Smartbe n’évalue pas le travail de ses membres et ne gère pas leur temps de travail. Seuls des programmes de formation sont offerts à tarifs préférentiels. À part les conseils donnés aux membres quand ils négocient leurs contrats d’affaires, l’IMT n’est pas impliqué dans la fixation des revenus : chaque travailleur est responsable de la négociation de ses propres contrats. Le soutien RH se limite donc à la gestion administrative des revenus de ses membres. Des remboursements de dépenses peuvent être transformés en revenus déclarés, ouvrant l’accès aux droits sociaux et vice versa. Signalons, cependant, que Smartbe a récemment joué un rôle de quasi-syndicat au nom de plusieurs centaines de travailleurs à la tâche délivrant des repas à vélo pour le compte d’une entreprise de service : en tant que facilitateur administratif de la relation triangulaire, l’IMT a réussi à négocier des formules d’assurances pour les travailleurs, un niveau minimum d’heures payées après le premier appel, le remboursement de leurs dépenses professionnelles, etc. Il a même été jusqu’à prendre en charge le paiement des indemnités de licenciement lorsque l’entreprise est tombée en faillite.

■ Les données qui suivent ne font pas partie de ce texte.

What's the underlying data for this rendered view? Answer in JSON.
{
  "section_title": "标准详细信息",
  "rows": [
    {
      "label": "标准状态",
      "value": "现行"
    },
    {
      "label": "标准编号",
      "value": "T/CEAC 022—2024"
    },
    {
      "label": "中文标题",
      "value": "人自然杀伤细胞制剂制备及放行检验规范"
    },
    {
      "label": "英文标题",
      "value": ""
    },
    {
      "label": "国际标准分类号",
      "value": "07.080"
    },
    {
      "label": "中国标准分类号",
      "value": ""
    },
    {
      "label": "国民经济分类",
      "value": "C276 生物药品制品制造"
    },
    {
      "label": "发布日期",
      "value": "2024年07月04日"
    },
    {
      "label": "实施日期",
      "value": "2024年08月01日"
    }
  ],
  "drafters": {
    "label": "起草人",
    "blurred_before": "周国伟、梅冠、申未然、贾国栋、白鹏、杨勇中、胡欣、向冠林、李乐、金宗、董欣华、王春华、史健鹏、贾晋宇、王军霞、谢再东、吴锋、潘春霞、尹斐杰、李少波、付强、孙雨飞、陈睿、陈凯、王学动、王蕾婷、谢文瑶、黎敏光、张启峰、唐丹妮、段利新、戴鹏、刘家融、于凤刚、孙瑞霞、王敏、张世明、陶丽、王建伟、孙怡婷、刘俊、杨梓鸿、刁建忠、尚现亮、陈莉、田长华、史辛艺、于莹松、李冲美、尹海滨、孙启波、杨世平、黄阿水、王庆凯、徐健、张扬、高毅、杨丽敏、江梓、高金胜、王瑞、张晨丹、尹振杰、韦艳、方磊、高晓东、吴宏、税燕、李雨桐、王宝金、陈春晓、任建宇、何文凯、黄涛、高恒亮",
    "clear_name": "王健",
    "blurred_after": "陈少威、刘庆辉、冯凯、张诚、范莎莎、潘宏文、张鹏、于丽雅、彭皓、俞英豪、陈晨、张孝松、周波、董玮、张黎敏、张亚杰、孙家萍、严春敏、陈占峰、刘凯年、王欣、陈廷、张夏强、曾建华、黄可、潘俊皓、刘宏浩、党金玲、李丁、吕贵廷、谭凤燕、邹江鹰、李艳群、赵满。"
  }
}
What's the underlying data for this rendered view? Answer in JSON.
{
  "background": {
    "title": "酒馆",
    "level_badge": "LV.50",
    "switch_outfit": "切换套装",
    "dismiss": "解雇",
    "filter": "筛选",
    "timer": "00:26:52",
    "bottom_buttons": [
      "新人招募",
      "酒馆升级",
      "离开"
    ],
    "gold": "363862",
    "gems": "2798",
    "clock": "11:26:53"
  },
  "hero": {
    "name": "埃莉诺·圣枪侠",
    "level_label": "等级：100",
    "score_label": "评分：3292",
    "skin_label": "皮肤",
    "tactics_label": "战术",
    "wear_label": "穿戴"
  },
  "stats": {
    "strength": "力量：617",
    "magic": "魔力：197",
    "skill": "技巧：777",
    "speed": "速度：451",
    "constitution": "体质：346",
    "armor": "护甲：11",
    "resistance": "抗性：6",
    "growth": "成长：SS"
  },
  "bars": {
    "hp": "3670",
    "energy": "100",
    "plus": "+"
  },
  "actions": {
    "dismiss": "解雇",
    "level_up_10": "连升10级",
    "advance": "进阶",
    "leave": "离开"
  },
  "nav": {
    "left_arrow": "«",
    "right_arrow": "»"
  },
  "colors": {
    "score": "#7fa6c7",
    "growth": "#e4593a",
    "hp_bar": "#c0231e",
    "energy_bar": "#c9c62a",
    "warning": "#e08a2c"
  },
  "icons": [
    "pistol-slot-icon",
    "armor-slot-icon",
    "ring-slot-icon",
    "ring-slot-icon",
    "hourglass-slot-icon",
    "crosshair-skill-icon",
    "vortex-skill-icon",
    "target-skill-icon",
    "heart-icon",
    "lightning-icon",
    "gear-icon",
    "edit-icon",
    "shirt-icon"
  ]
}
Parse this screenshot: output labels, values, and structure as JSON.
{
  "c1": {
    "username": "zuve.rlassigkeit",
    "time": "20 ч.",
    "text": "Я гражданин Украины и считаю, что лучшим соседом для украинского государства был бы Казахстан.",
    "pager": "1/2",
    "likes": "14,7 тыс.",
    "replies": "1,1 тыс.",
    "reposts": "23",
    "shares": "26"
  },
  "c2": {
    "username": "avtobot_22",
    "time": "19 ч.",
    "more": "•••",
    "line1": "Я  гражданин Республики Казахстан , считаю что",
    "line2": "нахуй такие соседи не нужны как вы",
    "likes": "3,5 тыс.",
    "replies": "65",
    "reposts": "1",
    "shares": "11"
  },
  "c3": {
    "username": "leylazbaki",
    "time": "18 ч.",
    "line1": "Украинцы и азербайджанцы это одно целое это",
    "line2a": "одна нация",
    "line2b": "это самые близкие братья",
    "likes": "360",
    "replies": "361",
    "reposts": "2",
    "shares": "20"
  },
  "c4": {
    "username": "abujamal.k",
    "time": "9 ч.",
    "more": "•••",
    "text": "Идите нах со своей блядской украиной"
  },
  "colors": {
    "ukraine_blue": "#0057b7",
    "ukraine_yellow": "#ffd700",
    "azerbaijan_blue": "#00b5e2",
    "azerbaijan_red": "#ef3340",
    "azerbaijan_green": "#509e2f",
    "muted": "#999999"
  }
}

À Smartbe, l’information produite est rendue largement disponible à travers un site web en accès ouvert. Les travailleurs sont encouragés à poster des « mini-CV » destinés aux utilisateurs potentiels. Ces derniers sont invités à publier des offres d’emploi sur le site. De plus, le site web contient une série de données concernant le secteur artistique et les changements réglementaires du statut d’artiste. Cette information résulte principalement d’enquêtes conduites en interne: elle n’existe nulle part ailleurs. Elle fait partie du rôle de porte-parole joué par l’IMT vis-à-vis d’autres parties prenantes sur le marché du travail en vue de les conscientiser sur la situation spécifique des travailleurs au projet. De nombreuses conférences, des séminaires et des entretiens dans les médias complètent ce travail de conscientisation. Les fondateurs ne cachent pas leurs ambitions : en lissant les revenus des membres au cours de leurs transitions professionnelles, ils entendent contribuer à la transformation des modes de fonctionnement actuels du marché du travail et déconnecter l’accès aux droits sociaux des statuts occupés. L’objectif ultime de Smartbe est de créer une « brèche dans la régulation en vigueur du marché du travail », comme le dit son directeur général, en permettant l’accès aux droits sociaux, quel que soit le statut de la personne qui réalise une activité. Il poursuit :

Dès le moment où on développe une organisation qui met à mal la dualité entre le contrat social basé sur «subordination contre protection», (…) forcément, tous ceux dont c’est le métier de vivre de ce contrat social là, ils sont perturbés. (…) L’innovation sociale, c’est forcément de perturber des ordres établis, des règlementations, c’est prendre des risques, donc ce n’est pas lisse. Donc, de fait, les porteurs d’innovation ne sont pas des personnes lisses et ce sont même des personnes combatives. Sinon, on ne fait rien avancer et au premier contrôle, on part en courant.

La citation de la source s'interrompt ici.